— А при ампирратыри…
Вследствие таких беспорядков, с первой остановки парохода у покровской пристани, — над пристанью, над рекою и на большое пространство в обе стороны — стала раздаваться неистовая брань капитана. Он был из русских немцев, следовательно, мог на двух языках излагать свой гнев, но покровская бестолочь была столь велика, что и двух наречий было мало для выражения негодования. Эти падающие люди с дровами, эти разбитые лодки, которым не могли докричаться, чтобы они сворачивали, эти утонувшие люди и т. д. и т. д. — все это иной раз доводило капитана до того, что он метался по своей рубке как помешанный и кричал:
— Пропадайте вы и с пароходом! Чорт вас возьми всех… Пойду зарежусь…
Неизвестно, что бы сталось с этим новым делом, если бы ему пришлось продолжать свое существование исключительно при помощи старых покровских людей и понятий. Вероятно бы, оно прекратилось.
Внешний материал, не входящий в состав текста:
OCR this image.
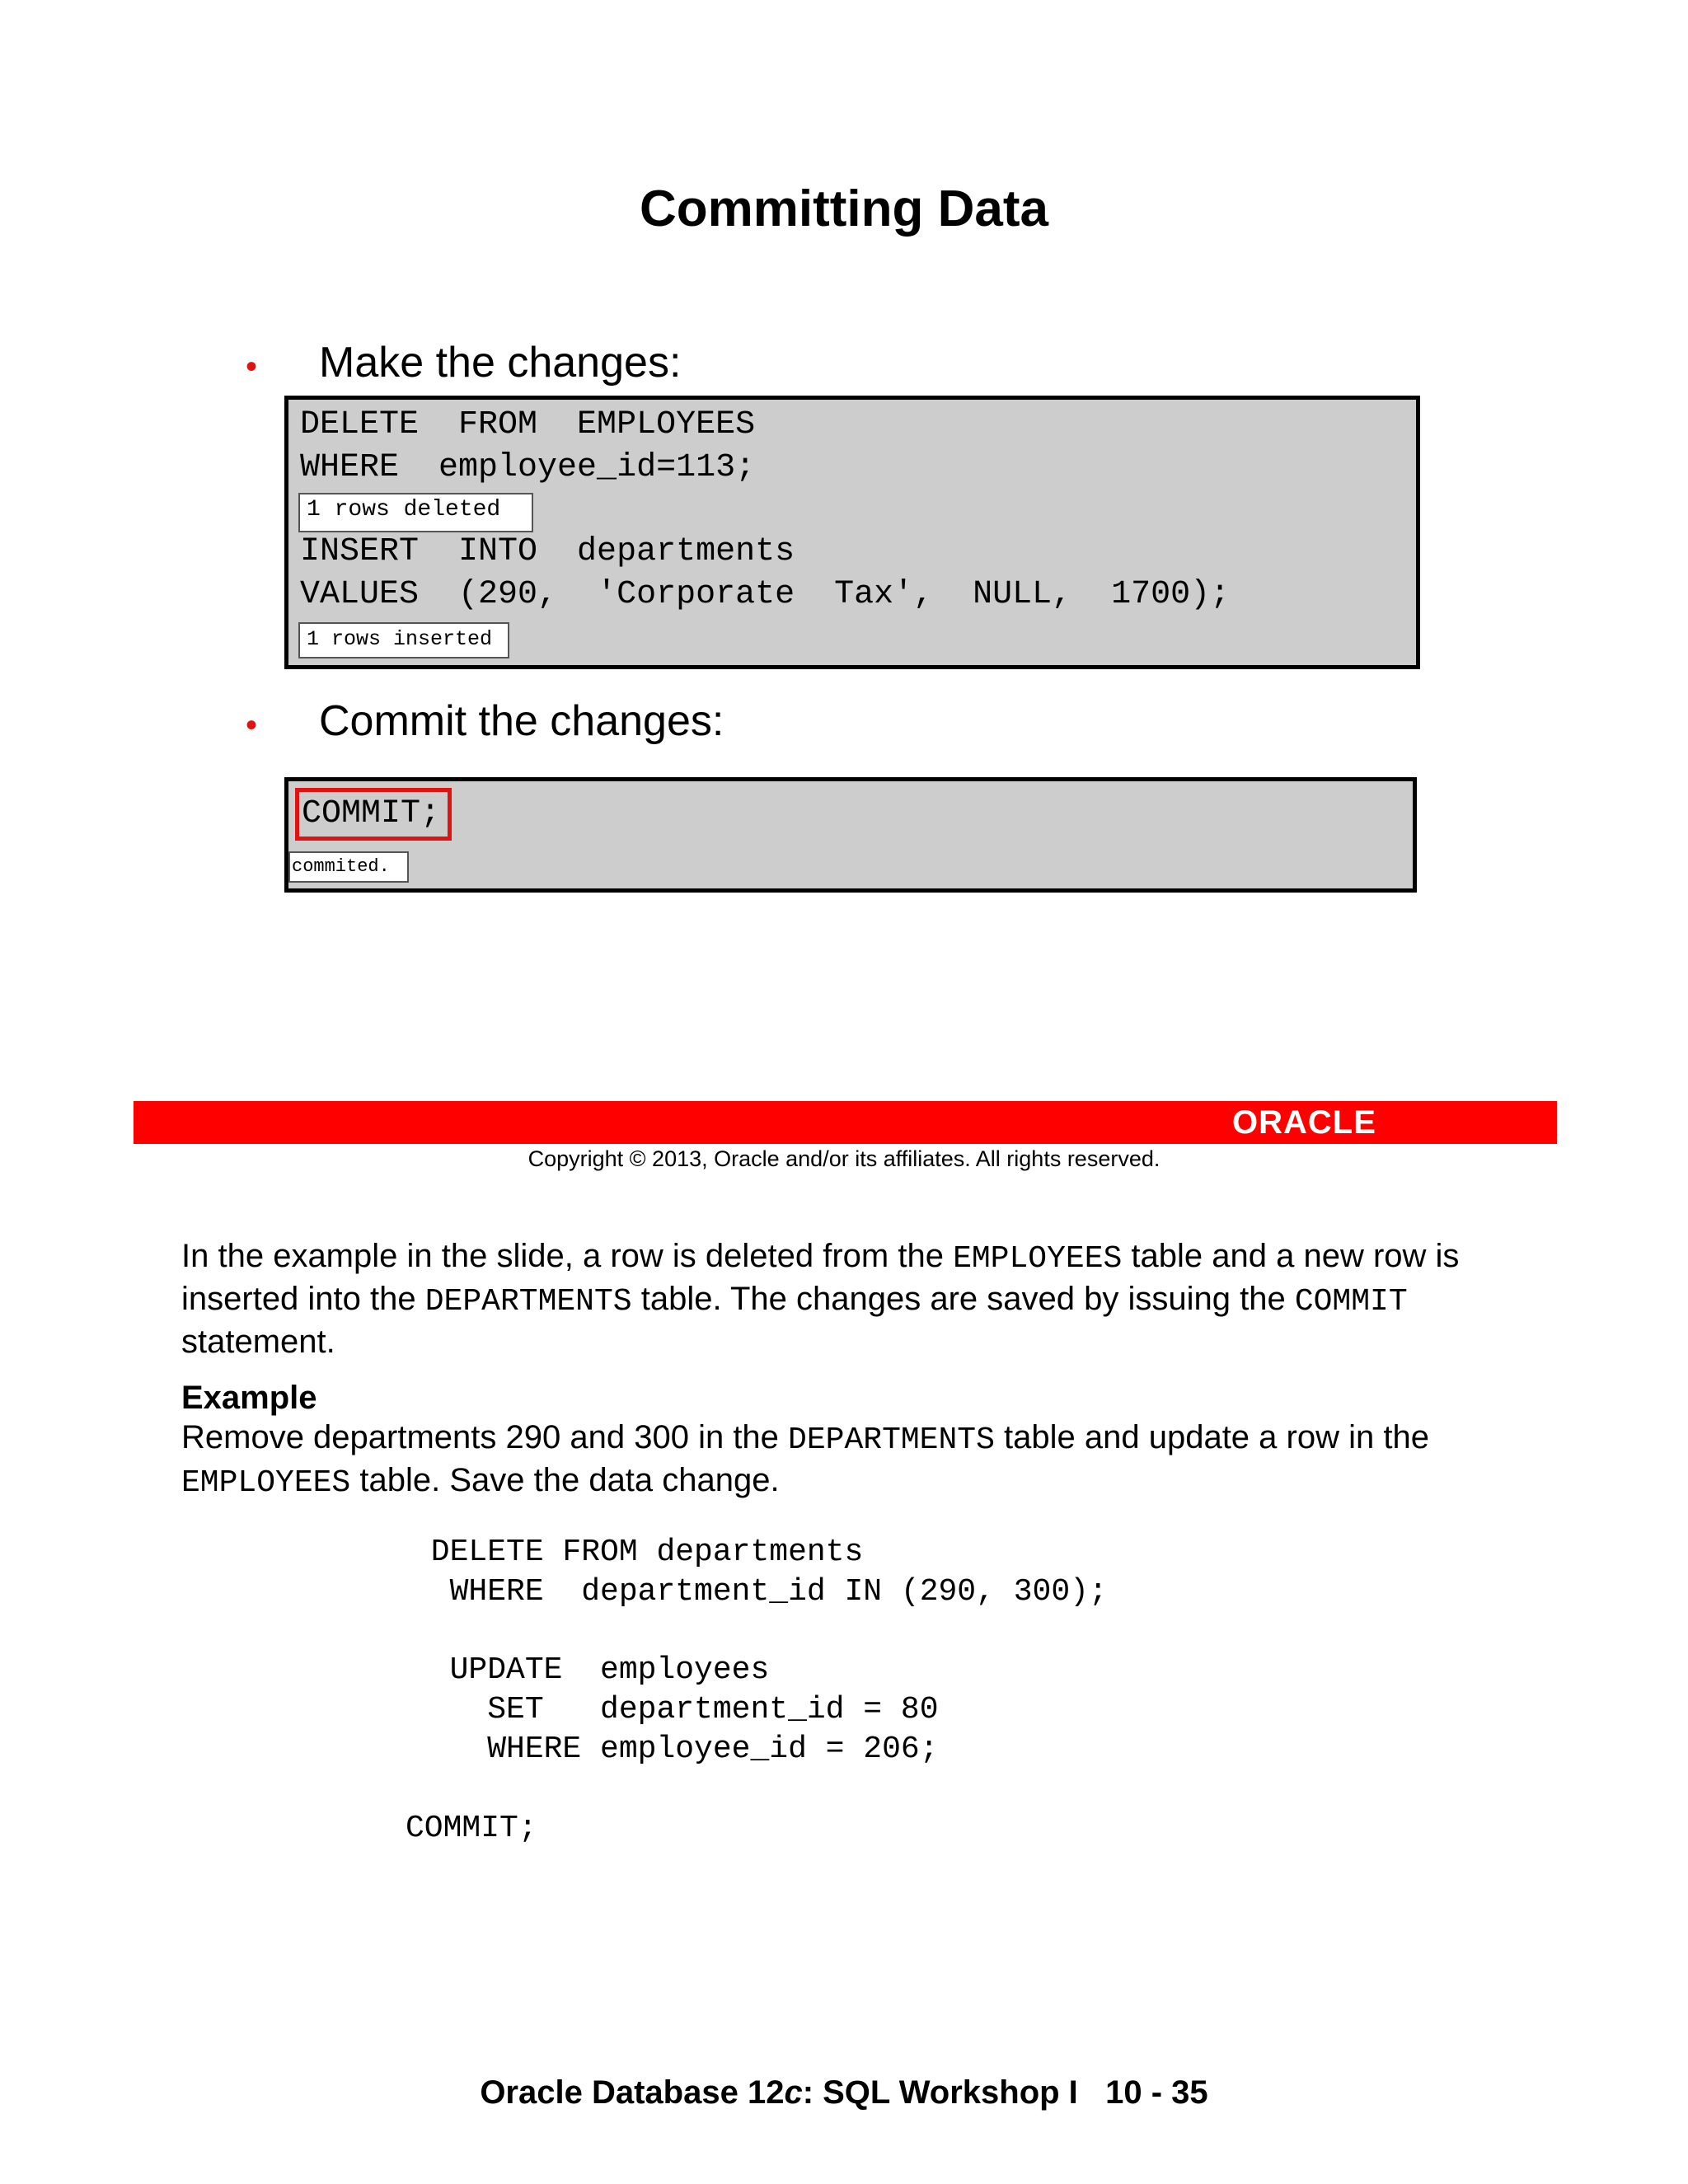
Committing Data
• Make the changes:
DELETE  FROM  EMPLOYEES
WHERE  employee_id=113;
1 rows deleted
INSERT  INTO  departments
VALUES  (290,  'Corporate  Tax',  NULL,  1700);
1 rows inserted
• Commit the changes:
COMMIT;
commited.
ORACLE
Copyright © 2013, Oracle and/or its affiliates. All rights reserved.
In the example in the slide, a row is deleted from the EMPLOYEES table and a new row is inserted into the DEPARTMENTS table. The changes are saved by issuing the COMMIT statement.
Example
Remove departments 290 and 300 in the DEPARTMENTS table and update a row in the EMPLOYEES table. Save the data change.
DELETE FROM departments
WHERE  department_id IN (290, 300);
UPDATE  employees
SET   department_id = 80
WHERE employee_id = 206;
COMMIT;
Oracle Database 12c: SQL Workshop I   10 - 35
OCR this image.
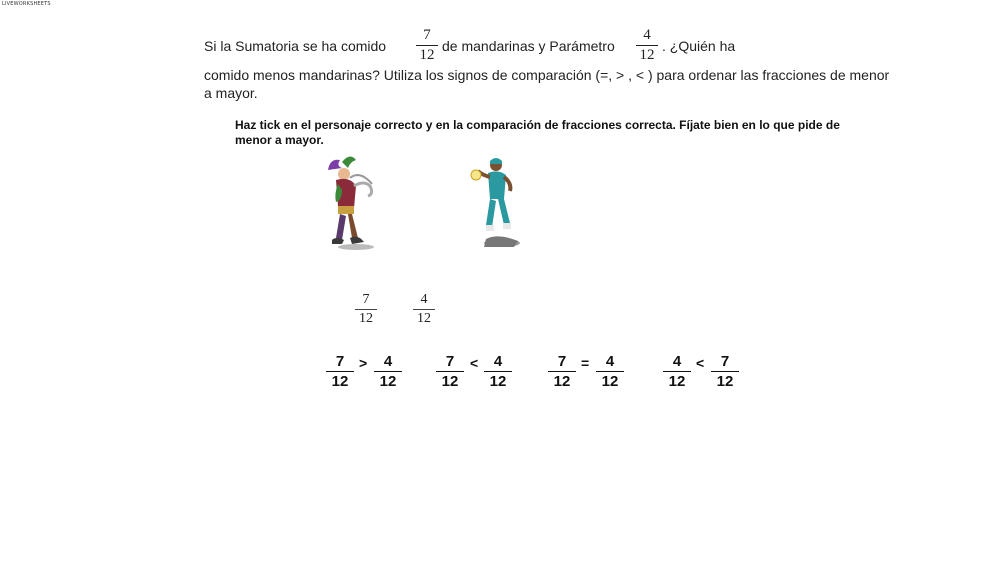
LIVEWORKSHEETS
Si la Sumatoria se ha comido
7
12
de mandarinas y Parámetro
4
12
. ¿Quién ha
comido menos mandarinas? Utiliza los signos de comparación (=, > , < ) para ordenar las fracciones de menor a mayor.
Haz tick en el personaje correcto y en la comparación de fracciones correcta. Fíjate bien en lo que pide de menor a mayor.
7
12
4
12
7
12
> 4
12
7
12
< 4
12
7
12
= 4
12
4
12
< 7
12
Но новое дело не погибло, его поддерживало и укрепило появление новых деятелей, именно баб!
Этого никто не ожидал.
Неуспех в новом деле покровских старожилов заставил покровскую молодежь, оттертую от дела, быть вполне уверенными, что дело это придет к ним опять; но покуда они хохотали над стариками и издевались над падением людей и дров в воду, над неистовством капитана, к последнему явилась толпа покровских баб и умно, расчетливо предложила ему задаром сделать это дело… "Понравится — хорошо, не понравится — как угодно"… И не прошло четверти часа после того, как капитан дал свое согласие, ни гнева, ни намерения утопиться и бросить пароход уже не было в нем. Бабы удивительно ловко и быстро сделали свое дело. Вместо того чтобы таскать по три полена на груди, они явились с носилками и перетаскали пятерик духом. Они не болтали о графах, не спорили, не перекорялись, не прошли вперед гривенник, не просили прибавить, словом — делали дело и желали получить, что следует. Даже в получении денег они умели установить порядок и стройность: подходили одна по одной, не задерживали, уходили тотчас, — словом, делали всё проворно и ловко. Любо было смотреть, как капитан раздавал им деньги.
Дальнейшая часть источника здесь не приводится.